What is it with Glasgow? Can there be a more erratic side in European rugby? Two years ago they were the team with the Killer Bs back row, the swashbuckling Warriors from the Mean City who finished third in the Magners League. Then, unaccountably, last season they turned into paper tigers, ending up second bottom, below perennial strugglers Treviso and Connacht, with just six wins out of 22.
This year coach Sean Lineen’s men are cramming the good, bad and ugly into one season. The bad was meek losses away to Ulster and home to Munster in the first two matches of the season, results which put Lineen under yet more pressure. The fleeting glimpse of ugly was the home loss to Treviso, the Italian side’s first RaboDirect Pro12 win on the road. But mostly, bafflingly, it’s been good, which is why they’re in the top half of the league table and still in contention to qualify for the Heineken Cup knockout stages for the first time in the club’s history. There have been superb league wins at Leinster, Cardiff Blues and Aironi, and equally impressive home wins over the Dragons and Ospreys. Mainly, though, there was that dramatic Heineken Cup victory over Sir Ian McGeechan’s Bath in a match that the Scots were never supposed to win. They did it ugly, too, playing within themselves but winning with a flourish as talisman Richie Gray touched down as the game reached a fiery crescendo.
“That game epitomised everything about this club, about the spirit we have, about the way we keep coming back,” says skipper Al Kellock. “There’s a belief here and a work ethic that stands us in good stead. We didn’t play well against Bath, we didn’t exert the control we’d wanted and we gave them the ball more often than I care to remember, but it was sheer determination and a fantastic scrambling defence that saw us through.”
Looking from the outside, it’s difficult to understand why Glasgow’s form veers so wildly from one extreme to the other, but to Kellock the cause is pretty clear. It comes down to cash. The club’s inability to pay the going rate means that as soon as a player impresses, he’s whisked away to England or France. Glasgow are, in the football parlance, a selling club. Kelly Brown, the Lamont brothers, Euan Murray, Dan Parks, Jason White and most recently Max Evans and Richie Vernon have all left Firhill for pastures new. The decision of the fans’ favourite Gray to leave for Sale in May is simply the latest in a long line of cherries that have been picked.

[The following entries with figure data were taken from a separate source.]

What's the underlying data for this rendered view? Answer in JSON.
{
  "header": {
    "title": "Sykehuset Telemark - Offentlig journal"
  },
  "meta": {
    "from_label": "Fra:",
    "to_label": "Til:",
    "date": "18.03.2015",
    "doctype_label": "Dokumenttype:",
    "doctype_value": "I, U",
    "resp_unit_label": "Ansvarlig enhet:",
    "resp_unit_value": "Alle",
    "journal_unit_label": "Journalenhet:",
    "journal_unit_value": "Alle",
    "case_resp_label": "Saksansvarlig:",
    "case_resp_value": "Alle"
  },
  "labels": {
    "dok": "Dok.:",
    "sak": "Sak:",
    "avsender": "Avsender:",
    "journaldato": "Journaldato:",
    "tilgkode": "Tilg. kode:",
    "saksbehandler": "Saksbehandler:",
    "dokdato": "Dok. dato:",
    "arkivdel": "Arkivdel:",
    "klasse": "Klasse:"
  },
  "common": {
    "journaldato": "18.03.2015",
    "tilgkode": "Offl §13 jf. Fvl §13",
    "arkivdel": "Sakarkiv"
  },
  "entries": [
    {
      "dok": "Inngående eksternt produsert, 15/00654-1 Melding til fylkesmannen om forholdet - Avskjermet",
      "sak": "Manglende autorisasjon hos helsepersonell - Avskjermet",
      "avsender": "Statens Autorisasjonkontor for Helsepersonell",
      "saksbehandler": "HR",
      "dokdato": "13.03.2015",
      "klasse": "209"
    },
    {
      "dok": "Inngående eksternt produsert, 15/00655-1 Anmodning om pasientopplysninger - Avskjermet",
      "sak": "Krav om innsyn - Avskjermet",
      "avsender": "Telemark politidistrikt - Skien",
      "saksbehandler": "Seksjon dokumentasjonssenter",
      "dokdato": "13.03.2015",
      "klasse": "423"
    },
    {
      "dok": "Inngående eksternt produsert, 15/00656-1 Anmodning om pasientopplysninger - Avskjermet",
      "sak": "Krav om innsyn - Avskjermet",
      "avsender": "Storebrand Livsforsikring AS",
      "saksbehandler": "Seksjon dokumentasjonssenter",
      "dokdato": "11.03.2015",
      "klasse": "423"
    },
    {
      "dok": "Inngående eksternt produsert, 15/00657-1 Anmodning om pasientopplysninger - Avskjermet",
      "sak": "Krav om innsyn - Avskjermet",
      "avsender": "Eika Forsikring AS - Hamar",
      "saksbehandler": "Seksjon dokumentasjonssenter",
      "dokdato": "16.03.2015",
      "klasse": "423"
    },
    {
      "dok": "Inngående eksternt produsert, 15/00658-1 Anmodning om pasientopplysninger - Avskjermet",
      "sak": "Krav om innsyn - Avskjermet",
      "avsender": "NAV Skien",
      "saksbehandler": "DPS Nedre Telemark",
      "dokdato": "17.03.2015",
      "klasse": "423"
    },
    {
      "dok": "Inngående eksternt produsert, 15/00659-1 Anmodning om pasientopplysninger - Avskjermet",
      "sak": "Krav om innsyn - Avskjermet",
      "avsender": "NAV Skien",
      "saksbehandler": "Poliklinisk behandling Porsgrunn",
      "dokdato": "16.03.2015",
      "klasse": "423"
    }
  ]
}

“No one has higher expectations than the players themselves,” says Kellock. “But with hindsight the truth is that maybe more was expected of us last season than we could deliver. Some key senior players had left, we had four or five of the Scotland players out with long-term injuries, while John Barclay and Richie Gray were given the back end of the season off in the run-up to the World Cup.
“That’s more than half of the first team gone, and that included Dan Parks (who moved to Cardiff). When you change your stand-off – especially if you change from a kicker ten like Dan to a player like Ruaridh (Jackson), who likes to run with the ball – the whole way the team is structured has to change. So last season was, in many ways, a transitional year, but it was also one where a lot of the young guys got blooded and we’re seeing the benefits of that this year.”
It is those players who have reinvigorated the Warriors, not the old guard, edging Leinster in Dublin and sticking it to the Blues in Cardiff while the World Cup players were away. Up front, 21-year-old flanker and stand-in skipper Rob Harley was the pick of the bunch, but locks Nick Campbell, 21, and Tom Ryder, 25, plus prop Jon Welsh, 25, and No 8 Ryan Wilson, 21, also stepped up to the mark. In the backs 20-year-old stand-off Duncan Weir has put himself in contention for a Scotland start and full-back Stuart Hogg, 19, has been a revelation.
“We’re erratic because we’re always at a different place on what can be a very steep learning curve,” says Kellock. “Right now we’re in a good place, with the young guys buying into that work ethic and absorbing the little things that make the difference between success and failure. We’ve absorbed the pain and now we’re looking ahead because we may have lost Richie, but I came back from New Zealand to find that we now have three genuine options at stand-off.
“Longer-term, things are looking up. We’ve got a new CEO (at Murrayfield) who is talking about putting more resources into the pro teams, and we’ll be moving to a new stadium at Scotstoun, which is a fantastic facility. But more than that, we’ve now got a bunch of guys who know this is a fantastic place to live and play rugby, a city with a really rich rugby heritage. That’s why I believe in this team, why I recently signed a three-year contract, and that’s why we’re now becoming more and more difficult to beat.”
This article appeared in the January 2012 issue of Rugby World Magazine.